An outdated idea about solar panels has been slowing advancement: study - xbmcuser
https://www.inverse.com/article/59404-solar-panel-replacement
======
ASalazarMX
Alternative title: "Why don't we make solar panels last 10-15 years instead of
20-25?"

How about no. The technology improves in very small increments, there's no
need to replace panels for a 3-5% gain. This smells of wanting programmed
obsolescence because the current growth rate will stabilize in the future.

------
thefj
_In recent years, the price of solar panel technology has been driven down,
but the cost of labor and installation hasn’t. As the framework technologies
go out of date within a 25-year period, individuals and companies are facing
larger costs when they are required replace both the framework system and the
panels themselves every 25-30 years in order to install entirely new systems.

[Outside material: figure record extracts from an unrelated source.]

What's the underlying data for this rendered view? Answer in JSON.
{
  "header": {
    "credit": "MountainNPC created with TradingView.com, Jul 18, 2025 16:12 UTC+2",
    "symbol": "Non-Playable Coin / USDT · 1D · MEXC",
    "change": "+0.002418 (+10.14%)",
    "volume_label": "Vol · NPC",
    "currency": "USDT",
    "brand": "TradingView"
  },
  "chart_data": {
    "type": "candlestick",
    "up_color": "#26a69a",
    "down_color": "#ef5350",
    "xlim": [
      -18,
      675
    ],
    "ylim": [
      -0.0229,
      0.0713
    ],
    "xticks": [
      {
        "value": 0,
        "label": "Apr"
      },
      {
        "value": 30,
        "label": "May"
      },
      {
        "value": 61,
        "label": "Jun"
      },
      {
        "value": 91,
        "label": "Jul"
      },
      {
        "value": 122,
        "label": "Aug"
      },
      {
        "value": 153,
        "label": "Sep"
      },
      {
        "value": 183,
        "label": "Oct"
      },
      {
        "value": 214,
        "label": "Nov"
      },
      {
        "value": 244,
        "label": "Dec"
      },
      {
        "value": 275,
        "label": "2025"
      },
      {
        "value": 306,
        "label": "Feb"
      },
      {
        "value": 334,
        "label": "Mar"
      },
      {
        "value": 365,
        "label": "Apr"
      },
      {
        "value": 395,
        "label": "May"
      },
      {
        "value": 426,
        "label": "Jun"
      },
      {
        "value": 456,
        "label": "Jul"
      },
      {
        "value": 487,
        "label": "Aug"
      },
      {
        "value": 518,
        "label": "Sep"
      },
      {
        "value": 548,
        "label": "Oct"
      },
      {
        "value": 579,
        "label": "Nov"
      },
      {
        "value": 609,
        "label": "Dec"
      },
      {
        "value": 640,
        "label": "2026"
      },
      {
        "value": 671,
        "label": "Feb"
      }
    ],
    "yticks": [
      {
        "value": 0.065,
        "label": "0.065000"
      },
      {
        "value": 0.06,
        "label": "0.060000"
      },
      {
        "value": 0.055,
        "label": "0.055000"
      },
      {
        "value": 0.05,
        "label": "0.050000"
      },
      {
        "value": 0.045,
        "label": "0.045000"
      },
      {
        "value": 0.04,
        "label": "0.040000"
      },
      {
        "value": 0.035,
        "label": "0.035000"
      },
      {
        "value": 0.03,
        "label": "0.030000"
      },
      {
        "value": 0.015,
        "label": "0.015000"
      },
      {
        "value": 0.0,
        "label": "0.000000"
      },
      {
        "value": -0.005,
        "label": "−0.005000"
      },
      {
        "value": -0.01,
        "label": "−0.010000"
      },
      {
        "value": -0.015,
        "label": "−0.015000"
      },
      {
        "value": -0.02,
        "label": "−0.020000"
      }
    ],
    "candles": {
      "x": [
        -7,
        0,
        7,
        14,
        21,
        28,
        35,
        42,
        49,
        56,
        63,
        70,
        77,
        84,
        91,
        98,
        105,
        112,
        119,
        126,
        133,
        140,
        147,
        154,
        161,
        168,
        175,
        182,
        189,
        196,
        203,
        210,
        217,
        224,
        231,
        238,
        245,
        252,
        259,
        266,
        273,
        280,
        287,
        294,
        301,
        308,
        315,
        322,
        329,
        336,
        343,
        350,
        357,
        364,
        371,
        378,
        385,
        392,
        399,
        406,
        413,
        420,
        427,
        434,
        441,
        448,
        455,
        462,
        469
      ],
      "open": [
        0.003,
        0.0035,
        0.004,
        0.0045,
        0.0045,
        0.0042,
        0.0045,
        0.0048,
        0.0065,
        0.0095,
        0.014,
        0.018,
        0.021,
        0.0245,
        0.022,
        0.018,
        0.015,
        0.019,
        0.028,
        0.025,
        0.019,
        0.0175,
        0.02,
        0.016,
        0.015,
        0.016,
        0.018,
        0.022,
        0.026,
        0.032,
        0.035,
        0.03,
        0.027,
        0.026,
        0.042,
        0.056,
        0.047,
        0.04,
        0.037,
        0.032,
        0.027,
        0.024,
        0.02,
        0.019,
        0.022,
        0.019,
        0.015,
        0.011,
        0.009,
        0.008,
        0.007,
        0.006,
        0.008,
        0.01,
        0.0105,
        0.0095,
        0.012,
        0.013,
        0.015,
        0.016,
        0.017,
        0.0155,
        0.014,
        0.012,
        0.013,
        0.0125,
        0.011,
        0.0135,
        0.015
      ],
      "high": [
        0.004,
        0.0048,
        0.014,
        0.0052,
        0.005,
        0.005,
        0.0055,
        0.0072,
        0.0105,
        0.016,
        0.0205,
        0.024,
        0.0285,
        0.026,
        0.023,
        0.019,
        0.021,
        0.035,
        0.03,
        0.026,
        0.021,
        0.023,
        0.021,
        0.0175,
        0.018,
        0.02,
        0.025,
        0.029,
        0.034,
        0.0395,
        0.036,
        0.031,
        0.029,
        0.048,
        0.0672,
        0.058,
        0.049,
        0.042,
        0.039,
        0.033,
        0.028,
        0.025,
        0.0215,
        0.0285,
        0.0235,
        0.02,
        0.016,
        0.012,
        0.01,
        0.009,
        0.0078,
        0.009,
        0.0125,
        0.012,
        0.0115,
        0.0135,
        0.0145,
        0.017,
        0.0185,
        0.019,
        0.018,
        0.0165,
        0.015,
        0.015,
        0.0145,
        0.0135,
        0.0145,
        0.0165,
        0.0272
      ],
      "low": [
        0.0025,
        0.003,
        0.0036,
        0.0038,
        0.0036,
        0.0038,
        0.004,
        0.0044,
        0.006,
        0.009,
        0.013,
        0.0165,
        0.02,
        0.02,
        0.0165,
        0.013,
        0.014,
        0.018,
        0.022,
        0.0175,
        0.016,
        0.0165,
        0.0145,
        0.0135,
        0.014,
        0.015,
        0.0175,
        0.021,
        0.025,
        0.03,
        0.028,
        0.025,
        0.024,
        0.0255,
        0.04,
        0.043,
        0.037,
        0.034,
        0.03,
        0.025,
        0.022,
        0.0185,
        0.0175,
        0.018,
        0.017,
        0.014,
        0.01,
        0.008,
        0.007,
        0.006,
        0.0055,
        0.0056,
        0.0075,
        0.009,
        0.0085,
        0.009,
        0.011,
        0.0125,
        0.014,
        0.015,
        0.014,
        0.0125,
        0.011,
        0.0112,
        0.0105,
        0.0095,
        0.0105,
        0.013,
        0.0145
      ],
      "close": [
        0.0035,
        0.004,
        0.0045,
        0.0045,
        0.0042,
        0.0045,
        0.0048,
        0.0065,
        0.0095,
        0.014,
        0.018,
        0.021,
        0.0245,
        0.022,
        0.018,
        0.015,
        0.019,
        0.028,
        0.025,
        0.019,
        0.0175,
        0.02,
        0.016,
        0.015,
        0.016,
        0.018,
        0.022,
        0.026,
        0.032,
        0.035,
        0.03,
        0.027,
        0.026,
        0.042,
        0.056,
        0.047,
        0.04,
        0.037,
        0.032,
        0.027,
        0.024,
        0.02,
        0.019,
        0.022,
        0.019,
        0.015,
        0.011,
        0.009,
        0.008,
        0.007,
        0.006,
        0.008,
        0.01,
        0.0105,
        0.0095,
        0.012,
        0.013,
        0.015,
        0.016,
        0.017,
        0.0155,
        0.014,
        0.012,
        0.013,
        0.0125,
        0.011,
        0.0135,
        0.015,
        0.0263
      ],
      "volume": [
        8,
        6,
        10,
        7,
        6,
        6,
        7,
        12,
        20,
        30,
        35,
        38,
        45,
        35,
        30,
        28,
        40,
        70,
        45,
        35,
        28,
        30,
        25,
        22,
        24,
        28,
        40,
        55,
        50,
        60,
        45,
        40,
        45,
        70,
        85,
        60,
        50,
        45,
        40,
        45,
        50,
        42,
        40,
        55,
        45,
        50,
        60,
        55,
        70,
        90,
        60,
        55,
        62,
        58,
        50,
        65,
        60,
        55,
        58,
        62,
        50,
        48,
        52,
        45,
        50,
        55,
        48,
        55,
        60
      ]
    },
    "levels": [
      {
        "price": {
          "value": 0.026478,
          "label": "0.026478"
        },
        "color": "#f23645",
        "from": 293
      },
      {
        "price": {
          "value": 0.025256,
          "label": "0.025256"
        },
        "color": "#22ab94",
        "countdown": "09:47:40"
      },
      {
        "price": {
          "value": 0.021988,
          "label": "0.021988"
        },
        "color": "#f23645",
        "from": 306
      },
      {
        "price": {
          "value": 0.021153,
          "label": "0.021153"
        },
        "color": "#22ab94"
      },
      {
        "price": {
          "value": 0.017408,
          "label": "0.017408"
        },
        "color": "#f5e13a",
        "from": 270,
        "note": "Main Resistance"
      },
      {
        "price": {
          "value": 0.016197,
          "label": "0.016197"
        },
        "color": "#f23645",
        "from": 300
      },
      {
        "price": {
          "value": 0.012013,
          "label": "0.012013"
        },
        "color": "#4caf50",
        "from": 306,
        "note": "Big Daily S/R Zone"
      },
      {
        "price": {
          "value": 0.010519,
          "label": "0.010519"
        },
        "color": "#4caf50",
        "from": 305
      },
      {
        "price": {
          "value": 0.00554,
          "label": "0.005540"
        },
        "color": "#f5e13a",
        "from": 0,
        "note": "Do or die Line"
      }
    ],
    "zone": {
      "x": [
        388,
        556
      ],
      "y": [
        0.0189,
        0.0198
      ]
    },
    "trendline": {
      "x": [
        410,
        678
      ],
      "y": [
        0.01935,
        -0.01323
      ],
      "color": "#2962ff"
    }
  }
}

In contrast, the authors write that replacing panels more often with newer and
more advanced models would allow cross-compatibility between the panels and
the system, allowing the framework itself to remain the same while new panels
are popped on and off._

So even though the installation and replacement labor is what's expensive,
they assume that some kind of cross compatibility will appear, and it will be
cheaper? Seems like quite a leap.

------
agoodthrowaway
The cost of installation is why I don’t have solar. While I agree 25 year life
is a limitation on adopting better panel technology, it’s hard to justify the
installation costs at shorter intervals.

------
robotron
Terrible mobile site.

------
Spooky23
In the HN hive mind, this makes solar even more deadly. With installers
falling off of roofs at a faster interval, the death rate per gigawatt will
grow.